Where Have all the Junipers Come From?

EarthzineDEVELOP 2016 Spring VPS, Original, Responding to Human Health Risks

Category: Responding to Human Health Risks
Project Team: Southeast Idaho Disasters II
Team Location: BLM at Idaho State University GIS TReC – Pocatello, Idaho

The Southeast Idaho Disasters II team characterized juniper encroachment over the last 30 years in southeast Idaho and assessed changes in soil moisture. Image Credit: Southeast Idaho Disasters II Team

The Southeast Idaho Disasters II team characterized juniper encroachment over the last 30 years in southeast Idaho and assessed changes in soil moisture.

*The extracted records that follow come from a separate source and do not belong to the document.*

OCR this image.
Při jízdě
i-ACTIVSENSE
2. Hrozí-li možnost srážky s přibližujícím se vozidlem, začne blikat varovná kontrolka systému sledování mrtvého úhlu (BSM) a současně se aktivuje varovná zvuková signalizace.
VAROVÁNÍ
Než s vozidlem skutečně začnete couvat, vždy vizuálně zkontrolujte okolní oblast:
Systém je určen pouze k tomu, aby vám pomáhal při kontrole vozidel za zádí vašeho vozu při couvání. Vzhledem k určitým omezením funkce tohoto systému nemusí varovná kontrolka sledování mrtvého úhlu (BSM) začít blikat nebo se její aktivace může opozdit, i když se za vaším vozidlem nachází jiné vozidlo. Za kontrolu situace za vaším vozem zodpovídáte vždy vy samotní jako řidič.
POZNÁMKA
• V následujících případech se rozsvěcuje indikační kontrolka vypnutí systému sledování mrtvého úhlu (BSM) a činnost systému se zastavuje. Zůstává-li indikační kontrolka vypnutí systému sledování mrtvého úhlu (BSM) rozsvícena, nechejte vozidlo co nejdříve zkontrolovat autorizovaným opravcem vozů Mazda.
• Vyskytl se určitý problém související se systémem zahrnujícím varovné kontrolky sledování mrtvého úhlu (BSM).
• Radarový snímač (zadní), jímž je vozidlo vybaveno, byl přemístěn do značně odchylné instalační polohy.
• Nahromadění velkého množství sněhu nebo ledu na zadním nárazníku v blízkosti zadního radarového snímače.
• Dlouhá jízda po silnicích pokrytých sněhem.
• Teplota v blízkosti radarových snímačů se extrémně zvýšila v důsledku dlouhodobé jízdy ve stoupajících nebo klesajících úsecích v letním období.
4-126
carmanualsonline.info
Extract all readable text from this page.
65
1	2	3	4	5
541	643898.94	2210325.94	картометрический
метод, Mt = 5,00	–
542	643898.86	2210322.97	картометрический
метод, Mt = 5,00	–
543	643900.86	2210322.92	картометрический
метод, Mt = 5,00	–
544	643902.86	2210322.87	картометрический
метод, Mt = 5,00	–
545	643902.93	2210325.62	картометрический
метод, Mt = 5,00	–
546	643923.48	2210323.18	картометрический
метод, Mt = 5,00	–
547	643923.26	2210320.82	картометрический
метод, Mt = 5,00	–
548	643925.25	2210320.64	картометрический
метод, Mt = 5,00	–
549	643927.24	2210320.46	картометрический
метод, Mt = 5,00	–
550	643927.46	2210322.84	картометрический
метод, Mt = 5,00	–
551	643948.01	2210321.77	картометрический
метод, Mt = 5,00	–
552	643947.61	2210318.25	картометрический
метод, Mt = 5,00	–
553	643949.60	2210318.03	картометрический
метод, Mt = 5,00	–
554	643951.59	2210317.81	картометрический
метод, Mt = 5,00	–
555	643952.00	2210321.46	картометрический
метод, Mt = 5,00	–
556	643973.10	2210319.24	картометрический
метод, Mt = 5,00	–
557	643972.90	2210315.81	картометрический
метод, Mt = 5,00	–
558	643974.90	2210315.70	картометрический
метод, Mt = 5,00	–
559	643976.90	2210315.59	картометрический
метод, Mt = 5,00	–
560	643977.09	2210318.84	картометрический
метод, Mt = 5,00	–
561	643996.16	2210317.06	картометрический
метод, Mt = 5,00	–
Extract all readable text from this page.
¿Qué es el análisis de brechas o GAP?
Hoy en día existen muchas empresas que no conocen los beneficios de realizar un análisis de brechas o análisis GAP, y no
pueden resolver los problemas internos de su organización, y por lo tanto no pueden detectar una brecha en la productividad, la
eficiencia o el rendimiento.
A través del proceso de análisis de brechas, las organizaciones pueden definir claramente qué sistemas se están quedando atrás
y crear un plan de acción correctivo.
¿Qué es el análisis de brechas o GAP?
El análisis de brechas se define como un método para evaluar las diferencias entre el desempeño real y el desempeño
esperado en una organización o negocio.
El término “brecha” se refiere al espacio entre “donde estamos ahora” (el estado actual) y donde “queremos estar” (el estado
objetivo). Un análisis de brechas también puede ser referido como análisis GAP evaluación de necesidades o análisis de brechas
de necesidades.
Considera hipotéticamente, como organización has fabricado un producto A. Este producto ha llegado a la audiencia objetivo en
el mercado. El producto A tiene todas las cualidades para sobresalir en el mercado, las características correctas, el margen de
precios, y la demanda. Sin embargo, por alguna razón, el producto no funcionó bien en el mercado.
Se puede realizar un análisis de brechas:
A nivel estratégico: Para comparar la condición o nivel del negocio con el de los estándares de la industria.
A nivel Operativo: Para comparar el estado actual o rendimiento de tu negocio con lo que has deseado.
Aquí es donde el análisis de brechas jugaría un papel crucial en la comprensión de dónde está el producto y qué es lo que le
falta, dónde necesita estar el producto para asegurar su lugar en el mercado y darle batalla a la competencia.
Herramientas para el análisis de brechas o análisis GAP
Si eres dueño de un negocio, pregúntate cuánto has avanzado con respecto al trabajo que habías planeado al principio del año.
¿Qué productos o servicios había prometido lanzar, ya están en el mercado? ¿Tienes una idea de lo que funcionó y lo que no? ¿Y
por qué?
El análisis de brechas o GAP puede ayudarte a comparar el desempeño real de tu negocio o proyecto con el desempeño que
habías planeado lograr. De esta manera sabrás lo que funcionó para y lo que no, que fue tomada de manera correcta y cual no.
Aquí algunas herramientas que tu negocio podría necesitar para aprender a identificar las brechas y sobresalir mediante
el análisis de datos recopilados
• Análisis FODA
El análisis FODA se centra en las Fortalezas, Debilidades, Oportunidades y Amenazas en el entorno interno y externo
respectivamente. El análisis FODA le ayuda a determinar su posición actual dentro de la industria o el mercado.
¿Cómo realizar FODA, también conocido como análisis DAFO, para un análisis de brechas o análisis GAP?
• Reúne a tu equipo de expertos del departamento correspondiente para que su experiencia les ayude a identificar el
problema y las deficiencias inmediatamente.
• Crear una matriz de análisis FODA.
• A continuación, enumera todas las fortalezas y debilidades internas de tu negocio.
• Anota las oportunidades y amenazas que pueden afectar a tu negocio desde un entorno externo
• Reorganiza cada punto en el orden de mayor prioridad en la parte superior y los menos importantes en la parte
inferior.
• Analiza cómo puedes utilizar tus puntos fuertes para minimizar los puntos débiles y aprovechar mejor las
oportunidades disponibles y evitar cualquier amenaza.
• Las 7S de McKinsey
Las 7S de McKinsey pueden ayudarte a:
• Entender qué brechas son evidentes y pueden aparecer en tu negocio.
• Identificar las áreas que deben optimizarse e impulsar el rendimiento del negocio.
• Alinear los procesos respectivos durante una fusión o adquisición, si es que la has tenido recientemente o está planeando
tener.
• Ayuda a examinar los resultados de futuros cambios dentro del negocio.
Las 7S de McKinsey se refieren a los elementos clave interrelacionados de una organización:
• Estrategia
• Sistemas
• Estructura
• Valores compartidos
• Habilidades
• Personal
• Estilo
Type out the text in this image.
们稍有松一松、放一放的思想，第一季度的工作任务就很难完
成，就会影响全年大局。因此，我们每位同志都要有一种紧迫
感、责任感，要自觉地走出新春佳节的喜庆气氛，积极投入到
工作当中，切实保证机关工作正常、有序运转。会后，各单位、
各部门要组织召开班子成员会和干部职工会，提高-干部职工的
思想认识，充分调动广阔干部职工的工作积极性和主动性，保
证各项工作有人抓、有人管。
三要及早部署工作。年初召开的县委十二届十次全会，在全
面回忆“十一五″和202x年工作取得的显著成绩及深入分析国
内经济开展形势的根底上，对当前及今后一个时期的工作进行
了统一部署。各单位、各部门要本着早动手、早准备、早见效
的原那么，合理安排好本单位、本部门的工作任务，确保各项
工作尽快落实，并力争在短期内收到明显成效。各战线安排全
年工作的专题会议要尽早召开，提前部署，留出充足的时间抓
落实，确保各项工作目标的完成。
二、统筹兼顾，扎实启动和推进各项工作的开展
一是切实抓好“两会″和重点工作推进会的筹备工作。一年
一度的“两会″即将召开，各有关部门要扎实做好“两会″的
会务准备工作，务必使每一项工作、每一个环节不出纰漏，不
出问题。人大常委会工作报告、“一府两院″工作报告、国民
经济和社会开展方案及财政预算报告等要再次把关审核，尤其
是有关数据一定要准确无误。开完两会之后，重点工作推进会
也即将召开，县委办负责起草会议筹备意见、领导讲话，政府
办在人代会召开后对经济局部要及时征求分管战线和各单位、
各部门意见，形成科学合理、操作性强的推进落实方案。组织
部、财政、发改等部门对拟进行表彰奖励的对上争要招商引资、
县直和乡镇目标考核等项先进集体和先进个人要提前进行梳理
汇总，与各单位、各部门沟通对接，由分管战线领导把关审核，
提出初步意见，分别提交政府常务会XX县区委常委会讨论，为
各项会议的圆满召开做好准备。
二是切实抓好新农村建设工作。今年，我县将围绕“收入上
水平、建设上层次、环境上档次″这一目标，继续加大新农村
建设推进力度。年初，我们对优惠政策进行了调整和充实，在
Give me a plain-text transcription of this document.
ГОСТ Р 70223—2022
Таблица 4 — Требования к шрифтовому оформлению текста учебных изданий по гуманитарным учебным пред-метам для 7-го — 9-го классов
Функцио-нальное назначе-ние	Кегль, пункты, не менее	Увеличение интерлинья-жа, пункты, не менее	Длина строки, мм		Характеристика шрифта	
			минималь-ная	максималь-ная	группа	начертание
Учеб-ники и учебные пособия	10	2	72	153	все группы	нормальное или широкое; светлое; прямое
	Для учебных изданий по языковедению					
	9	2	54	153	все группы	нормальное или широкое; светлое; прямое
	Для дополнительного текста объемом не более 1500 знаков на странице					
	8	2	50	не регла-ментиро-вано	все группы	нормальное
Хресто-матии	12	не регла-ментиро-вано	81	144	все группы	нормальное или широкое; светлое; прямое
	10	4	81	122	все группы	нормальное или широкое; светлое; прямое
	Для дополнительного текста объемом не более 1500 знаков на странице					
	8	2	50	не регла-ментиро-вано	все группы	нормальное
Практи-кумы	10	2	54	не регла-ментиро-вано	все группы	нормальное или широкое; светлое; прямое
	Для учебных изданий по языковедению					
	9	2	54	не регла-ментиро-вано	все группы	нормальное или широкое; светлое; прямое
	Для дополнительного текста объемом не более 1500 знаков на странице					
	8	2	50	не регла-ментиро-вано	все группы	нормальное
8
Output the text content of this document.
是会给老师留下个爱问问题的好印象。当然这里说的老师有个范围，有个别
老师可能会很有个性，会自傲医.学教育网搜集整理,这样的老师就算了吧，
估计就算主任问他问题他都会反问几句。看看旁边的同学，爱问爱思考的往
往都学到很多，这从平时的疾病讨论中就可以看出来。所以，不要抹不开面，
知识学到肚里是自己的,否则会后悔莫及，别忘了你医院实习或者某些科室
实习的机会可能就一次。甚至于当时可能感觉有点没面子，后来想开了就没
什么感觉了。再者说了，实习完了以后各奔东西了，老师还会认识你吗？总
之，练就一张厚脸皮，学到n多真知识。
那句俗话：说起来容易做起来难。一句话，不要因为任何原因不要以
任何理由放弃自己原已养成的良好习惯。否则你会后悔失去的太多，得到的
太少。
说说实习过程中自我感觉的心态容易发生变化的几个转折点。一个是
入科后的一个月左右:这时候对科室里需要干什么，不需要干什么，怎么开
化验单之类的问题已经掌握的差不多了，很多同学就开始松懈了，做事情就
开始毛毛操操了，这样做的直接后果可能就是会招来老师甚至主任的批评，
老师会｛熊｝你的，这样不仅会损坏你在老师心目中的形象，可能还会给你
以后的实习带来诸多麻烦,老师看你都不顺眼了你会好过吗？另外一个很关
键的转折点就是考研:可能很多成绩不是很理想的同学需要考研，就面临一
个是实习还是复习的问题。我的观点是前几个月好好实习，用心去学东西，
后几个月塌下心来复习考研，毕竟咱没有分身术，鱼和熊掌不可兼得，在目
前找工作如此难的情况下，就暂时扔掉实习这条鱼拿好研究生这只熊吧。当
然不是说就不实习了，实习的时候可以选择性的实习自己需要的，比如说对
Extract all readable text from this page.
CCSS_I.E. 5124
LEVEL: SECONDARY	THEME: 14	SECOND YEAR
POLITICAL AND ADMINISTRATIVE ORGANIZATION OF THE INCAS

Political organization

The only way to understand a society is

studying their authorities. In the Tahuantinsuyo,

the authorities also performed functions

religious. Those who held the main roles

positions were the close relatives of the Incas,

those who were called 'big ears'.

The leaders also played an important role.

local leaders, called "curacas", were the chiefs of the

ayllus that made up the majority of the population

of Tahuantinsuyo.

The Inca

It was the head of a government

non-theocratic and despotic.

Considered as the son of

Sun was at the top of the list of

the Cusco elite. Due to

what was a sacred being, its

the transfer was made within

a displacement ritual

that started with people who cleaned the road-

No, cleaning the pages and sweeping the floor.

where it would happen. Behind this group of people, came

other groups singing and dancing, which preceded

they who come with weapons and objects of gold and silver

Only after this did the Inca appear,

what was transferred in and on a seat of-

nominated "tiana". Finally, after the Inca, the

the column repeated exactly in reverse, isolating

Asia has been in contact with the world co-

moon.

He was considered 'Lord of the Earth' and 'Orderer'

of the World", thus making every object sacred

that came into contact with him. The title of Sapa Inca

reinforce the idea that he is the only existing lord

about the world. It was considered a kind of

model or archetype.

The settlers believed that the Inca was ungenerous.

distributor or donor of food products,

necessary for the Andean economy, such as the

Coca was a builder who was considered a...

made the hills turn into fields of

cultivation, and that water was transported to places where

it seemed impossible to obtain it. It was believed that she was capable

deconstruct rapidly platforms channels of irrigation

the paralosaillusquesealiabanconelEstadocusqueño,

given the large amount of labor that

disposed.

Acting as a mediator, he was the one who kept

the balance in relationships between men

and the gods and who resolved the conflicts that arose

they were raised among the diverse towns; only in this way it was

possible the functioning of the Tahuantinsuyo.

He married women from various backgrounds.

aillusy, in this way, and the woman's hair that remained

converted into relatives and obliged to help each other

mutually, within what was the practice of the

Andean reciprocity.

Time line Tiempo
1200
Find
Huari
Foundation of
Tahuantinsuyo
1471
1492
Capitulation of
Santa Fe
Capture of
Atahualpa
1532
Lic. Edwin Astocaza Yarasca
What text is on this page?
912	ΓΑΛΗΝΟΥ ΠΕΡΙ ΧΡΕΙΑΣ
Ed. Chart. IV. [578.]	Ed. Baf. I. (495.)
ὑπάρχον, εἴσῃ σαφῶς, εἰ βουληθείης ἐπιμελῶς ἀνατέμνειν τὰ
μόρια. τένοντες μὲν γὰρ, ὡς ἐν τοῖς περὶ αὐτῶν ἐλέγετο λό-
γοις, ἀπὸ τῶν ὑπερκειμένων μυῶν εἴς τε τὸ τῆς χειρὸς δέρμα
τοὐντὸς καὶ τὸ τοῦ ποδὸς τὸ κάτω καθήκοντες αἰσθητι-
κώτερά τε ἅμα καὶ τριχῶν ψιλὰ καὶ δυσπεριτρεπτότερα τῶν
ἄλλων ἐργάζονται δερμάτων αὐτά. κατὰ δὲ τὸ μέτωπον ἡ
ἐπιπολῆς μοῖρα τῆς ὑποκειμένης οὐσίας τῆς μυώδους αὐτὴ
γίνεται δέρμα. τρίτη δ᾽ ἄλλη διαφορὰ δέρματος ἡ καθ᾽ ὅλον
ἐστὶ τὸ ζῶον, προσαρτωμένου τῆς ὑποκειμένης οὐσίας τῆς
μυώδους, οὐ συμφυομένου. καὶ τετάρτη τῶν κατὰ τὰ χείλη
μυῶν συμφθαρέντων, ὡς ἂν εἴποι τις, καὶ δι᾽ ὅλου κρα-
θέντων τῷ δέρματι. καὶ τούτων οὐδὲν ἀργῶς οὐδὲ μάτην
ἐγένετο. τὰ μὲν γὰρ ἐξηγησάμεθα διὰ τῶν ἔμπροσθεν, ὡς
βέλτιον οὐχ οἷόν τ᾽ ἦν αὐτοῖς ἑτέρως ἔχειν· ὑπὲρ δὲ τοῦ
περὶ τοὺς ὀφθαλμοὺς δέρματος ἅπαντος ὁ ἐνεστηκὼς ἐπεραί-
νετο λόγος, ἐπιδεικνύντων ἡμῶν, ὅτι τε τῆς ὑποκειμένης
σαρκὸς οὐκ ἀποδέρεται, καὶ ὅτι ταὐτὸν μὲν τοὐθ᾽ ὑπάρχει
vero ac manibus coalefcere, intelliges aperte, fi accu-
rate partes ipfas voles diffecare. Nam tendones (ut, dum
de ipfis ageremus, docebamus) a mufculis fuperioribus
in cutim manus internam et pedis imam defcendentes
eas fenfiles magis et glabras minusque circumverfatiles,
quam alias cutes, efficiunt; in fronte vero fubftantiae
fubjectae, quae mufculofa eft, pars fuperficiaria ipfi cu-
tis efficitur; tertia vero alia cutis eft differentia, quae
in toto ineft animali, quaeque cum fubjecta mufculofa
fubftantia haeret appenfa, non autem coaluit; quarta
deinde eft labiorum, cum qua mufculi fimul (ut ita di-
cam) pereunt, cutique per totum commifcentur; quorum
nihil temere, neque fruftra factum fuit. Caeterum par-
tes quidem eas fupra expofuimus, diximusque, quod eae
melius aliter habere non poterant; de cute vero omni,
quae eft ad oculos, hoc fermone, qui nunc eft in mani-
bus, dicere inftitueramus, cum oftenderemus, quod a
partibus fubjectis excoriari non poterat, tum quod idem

Image Credit: Southeast Idaho Disasters II Team


Authors:
Jenna Williams
Kshitiz Shrestha
Cody O’Dale
Ryan Howerton

Mentors/Advisors:
Keith Weber (GIS Training and Research Center at Idaho State University)
John Schnase (NASA Goddard Space Flight Center)
Mark Carroll (NASA Goddard Space Flight Center)

Past/Other Contributors:
Jenna Williams (Center Lead)
Zachary Simpson
Sara Ramos

Abstract:

The expansion of juniper from their original rocky terrain into herbaceous communities alters fire regimes and increases fire severity not only in Idaho but throughout the Great Basin and Intermountain West. As the range of juniper expands, they begin to co-dominate communities resulting in the die-off of shrubs, grasses, and forbs. Wildfires, coupled with the presence of invasive plant species like cheatgrass, are primary drivers of change in semi-arid savanna ecosystems. By comparing soil moisture changes in cheatgrass dominated sites with sagebrush dominated sites, this project provided maps and graphs that will aid project partners in understanding why vegetation is departing from its native habitat and help with vegetation conservation efforts. This project looked at the historical changes in juniper distribution from 1985 to 2015. Imagery from Landsat 5 and 8 was gathered in five-year increments during August, and combined different topographic and climatic data to characterize juniper expansion. The maps produced provide land managers with the most current information on juniper encroachment and support decision-making regarding the management of junipers.